As atividades de turismo social desenvolvidas pelo Sesc São Paulo tiveram início em 1948, com a inauguração da Colônia de Férias Ruy Fonseca, atual Centro de Férias Sesc Bertioga, no litoral norte do estado de São Paulo. Flávia Roberta Costa, coordenadora de turismo social do Sesc São Paulo, explica que embora as colônias de férias sejam uma das mais antigas realizações em turismo social, não existiam no Brasil colônias de férias dotadas de instalações próprias na época. “O Sesc Bertioga seria, assim, a primeira colônia de férias com instalações próprias do Brasil”, relata. “E serviria, a partir de então, como modelo para a criação de centenas de equipamentos similares em todo o país e na América Latina.”
Segundo Flávia, ao longo desses 60 anos de atuação na área, o Sesc São Paulo construiu um conceito diferenciado dos demais enfoques dados ao turismo social em outros lugares do mundo, uma abordagem “tão inovadora quanto desafiadora”, define. “Para o Sesc São Paulo, o turismo social é entendido como uma atividade inclusiva, pressuposto como plural, democrático e transformador”, assegura. “É formado por um conjunto de vivências (com ou sem deslocamento físico) destinado a tornar o movimento turístico acessível ao maior número de pessoas possível.”

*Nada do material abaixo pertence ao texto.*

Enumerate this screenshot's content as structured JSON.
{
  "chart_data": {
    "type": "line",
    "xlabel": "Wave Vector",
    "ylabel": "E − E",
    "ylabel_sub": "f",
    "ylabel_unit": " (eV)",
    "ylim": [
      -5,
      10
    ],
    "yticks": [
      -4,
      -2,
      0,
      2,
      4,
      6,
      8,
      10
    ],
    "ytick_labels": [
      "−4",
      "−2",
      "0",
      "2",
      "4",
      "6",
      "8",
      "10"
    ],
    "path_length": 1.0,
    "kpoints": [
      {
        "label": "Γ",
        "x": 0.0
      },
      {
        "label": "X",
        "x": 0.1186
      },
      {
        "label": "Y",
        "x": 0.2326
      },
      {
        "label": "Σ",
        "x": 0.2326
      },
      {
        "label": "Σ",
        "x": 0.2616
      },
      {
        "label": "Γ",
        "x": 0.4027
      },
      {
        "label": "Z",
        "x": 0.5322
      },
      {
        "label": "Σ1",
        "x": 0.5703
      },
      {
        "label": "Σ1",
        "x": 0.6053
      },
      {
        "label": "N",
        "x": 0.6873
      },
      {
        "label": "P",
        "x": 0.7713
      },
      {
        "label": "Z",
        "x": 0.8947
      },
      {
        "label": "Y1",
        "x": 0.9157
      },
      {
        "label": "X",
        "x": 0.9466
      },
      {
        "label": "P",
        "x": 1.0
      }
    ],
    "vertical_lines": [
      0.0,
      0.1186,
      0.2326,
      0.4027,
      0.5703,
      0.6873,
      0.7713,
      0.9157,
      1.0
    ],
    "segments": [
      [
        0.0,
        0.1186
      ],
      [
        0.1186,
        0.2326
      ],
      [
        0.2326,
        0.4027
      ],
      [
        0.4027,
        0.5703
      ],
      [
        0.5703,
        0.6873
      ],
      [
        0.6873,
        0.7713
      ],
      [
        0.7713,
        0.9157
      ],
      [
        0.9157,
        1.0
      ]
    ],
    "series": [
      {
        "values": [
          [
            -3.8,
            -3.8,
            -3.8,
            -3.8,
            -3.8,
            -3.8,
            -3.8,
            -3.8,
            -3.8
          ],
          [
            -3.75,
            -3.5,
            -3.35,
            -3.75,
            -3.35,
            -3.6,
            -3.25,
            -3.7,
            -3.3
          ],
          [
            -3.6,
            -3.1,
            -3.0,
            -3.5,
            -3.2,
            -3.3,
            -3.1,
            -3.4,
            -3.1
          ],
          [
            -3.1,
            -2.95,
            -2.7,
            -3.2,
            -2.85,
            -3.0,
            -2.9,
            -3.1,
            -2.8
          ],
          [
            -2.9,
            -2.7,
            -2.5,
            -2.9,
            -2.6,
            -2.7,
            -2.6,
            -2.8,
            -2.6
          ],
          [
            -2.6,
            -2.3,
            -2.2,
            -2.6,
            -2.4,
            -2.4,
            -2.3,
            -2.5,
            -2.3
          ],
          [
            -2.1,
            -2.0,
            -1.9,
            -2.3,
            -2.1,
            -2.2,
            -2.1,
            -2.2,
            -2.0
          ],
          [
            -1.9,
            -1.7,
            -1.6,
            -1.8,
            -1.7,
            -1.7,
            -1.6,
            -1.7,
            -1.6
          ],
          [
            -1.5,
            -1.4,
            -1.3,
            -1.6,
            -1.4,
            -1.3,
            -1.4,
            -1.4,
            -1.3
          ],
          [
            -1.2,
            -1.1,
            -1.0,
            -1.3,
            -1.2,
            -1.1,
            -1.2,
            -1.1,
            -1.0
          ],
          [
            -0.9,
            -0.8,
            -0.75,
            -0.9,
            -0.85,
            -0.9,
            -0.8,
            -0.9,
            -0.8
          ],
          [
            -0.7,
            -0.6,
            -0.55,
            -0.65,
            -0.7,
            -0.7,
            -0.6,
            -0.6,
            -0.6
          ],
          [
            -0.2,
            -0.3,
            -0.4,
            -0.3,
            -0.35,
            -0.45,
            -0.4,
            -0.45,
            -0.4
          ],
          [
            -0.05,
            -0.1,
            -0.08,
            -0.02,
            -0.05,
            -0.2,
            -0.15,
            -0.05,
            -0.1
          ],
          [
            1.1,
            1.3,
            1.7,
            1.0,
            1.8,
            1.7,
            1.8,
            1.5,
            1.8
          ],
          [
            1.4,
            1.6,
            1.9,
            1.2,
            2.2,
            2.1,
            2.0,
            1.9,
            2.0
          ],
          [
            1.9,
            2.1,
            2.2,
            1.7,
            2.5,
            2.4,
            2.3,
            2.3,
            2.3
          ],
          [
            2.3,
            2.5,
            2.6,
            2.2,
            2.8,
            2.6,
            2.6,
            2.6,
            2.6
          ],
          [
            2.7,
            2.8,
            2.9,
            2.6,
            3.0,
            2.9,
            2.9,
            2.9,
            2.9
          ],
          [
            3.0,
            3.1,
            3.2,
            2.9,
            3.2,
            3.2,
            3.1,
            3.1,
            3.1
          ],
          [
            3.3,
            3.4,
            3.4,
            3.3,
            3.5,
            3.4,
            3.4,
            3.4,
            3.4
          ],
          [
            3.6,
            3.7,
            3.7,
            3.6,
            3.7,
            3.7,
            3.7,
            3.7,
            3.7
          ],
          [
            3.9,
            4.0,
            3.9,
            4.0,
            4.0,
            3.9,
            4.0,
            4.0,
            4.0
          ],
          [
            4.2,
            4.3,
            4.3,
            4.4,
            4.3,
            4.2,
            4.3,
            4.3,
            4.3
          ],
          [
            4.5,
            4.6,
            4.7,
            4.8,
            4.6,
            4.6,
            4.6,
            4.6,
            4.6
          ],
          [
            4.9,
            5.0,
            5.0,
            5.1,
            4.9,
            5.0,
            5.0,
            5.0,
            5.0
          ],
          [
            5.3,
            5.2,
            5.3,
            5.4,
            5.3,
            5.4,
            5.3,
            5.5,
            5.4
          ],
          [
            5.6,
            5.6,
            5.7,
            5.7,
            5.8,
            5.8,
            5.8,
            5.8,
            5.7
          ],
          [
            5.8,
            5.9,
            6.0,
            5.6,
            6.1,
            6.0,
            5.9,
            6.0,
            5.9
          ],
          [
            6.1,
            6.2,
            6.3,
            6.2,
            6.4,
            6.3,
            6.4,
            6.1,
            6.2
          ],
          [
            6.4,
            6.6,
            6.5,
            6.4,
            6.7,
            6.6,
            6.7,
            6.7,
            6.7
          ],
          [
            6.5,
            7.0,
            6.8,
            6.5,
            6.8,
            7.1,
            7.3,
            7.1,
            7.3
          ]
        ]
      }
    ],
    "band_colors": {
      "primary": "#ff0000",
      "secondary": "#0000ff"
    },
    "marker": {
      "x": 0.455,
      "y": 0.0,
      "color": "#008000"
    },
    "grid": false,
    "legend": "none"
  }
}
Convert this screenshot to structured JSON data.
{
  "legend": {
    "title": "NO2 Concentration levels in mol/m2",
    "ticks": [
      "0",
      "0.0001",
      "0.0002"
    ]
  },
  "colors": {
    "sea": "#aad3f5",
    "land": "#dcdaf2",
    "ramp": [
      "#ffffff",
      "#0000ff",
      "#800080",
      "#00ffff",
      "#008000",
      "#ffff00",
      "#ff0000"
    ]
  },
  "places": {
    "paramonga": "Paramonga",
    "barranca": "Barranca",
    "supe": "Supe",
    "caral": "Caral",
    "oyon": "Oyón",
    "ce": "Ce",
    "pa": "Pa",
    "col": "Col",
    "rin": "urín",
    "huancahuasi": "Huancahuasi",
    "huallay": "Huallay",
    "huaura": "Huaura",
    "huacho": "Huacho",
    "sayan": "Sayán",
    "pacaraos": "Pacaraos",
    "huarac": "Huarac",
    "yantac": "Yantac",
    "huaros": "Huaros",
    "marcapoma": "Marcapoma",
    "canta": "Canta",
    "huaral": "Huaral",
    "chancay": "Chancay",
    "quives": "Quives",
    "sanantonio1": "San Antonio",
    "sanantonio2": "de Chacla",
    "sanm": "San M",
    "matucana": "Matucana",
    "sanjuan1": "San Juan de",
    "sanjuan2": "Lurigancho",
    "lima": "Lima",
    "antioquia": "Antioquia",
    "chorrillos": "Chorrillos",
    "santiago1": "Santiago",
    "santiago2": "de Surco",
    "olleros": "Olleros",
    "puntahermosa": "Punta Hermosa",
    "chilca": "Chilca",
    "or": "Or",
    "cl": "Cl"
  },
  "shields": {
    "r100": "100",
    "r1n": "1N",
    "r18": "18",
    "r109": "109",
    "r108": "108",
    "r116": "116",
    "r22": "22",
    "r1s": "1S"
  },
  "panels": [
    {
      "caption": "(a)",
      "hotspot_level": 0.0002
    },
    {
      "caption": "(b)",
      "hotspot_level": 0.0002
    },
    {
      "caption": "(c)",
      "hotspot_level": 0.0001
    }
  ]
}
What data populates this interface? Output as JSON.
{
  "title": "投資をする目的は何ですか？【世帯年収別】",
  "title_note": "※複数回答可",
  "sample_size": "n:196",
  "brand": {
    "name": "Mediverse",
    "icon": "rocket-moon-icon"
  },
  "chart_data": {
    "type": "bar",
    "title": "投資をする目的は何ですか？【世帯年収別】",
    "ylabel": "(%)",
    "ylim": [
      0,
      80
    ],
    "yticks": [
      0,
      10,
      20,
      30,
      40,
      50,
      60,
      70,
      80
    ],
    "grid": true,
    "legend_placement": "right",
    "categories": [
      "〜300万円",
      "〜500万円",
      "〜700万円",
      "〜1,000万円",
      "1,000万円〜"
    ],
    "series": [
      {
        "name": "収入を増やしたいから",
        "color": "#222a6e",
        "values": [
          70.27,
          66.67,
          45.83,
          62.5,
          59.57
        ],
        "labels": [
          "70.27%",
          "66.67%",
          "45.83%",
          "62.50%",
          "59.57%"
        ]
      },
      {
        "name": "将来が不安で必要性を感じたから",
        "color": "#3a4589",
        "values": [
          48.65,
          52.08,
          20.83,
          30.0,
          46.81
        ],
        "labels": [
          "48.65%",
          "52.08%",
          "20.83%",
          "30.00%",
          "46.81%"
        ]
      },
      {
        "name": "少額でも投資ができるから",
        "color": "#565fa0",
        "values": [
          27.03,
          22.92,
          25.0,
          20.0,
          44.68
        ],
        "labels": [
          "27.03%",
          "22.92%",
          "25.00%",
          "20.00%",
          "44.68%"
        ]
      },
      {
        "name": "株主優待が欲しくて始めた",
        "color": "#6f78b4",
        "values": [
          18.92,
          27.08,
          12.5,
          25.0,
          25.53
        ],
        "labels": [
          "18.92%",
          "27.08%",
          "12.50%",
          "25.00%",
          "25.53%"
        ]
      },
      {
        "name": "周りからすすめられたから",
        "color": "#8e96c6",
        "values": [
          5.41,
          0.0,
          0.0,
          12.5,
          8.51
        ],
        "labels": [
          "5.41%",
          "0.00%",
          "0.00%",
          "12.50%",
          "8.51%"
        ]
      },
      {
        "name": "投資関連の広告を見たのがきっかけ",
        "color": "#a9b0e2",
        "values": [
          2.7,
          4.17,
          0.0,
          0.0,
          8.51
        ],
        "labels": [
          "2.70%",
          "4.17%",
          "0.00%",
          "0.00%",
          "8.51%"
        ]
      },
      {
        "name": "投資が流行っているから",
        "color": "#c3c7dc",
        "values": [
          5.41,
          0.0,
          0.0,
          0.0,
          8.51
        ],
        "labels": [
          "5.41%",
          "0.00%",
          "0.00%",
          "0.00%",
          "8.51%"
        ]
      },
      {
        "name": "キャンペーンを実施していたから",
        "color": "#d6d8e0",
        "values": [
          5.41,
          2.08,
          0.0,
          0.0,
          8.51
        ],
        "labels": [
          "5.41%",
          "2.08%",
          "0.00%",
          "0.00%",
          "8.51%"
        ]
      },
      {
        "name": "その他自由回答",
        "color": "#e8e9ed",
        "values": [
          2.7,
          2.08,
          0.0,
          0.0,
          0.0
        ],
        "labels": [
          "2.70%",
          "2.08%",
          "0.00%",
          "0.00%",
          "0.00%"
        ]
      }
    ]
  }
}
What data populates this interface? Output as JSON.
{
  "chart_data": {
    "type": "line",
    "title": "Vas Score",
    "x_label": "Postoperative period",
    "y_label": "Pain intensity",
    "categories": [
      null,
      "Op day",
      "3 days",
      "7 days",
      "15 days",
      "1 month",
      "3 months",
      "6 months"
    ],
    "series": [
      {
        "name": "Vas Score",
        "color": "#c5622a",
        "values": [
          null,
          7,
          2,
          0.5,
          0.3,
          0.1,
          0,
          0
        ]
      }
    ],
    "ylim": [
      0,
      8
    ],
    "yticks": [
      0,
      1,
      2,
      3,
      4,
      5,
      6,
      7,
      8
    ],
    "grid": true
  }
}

Flávia destaca ainda algumas particularidades: a democratização de acesso, que busca permitir a participação daqueles indivíduos que não poderiam viajar por intermédio do turismo convencional; o protagonismo dos participantes, que valoriza a busca da proatividade dos viajantes, sua cogestão no processo decisório, a interdependência e a solidariedade; a educação pelo turismo, verificada nos momentos de desenvolvimento de conteúdos e aquisição de conhecimentos; a educação para o turismo, uma vez que, para o Sesc São Paulo, o turismo social desempenha um papel-chave ao elevar a consciência acerca do respeito ao ambiente e às comunidades locais, por exemplo; e, por fim, a ética e a sustentabilidade das operações, que se traduzem nos cuidados especiais com relação aos recursos naturais das regiões visitadas, no respeito às comunidades locais e às suas tradições materiais e imateriais.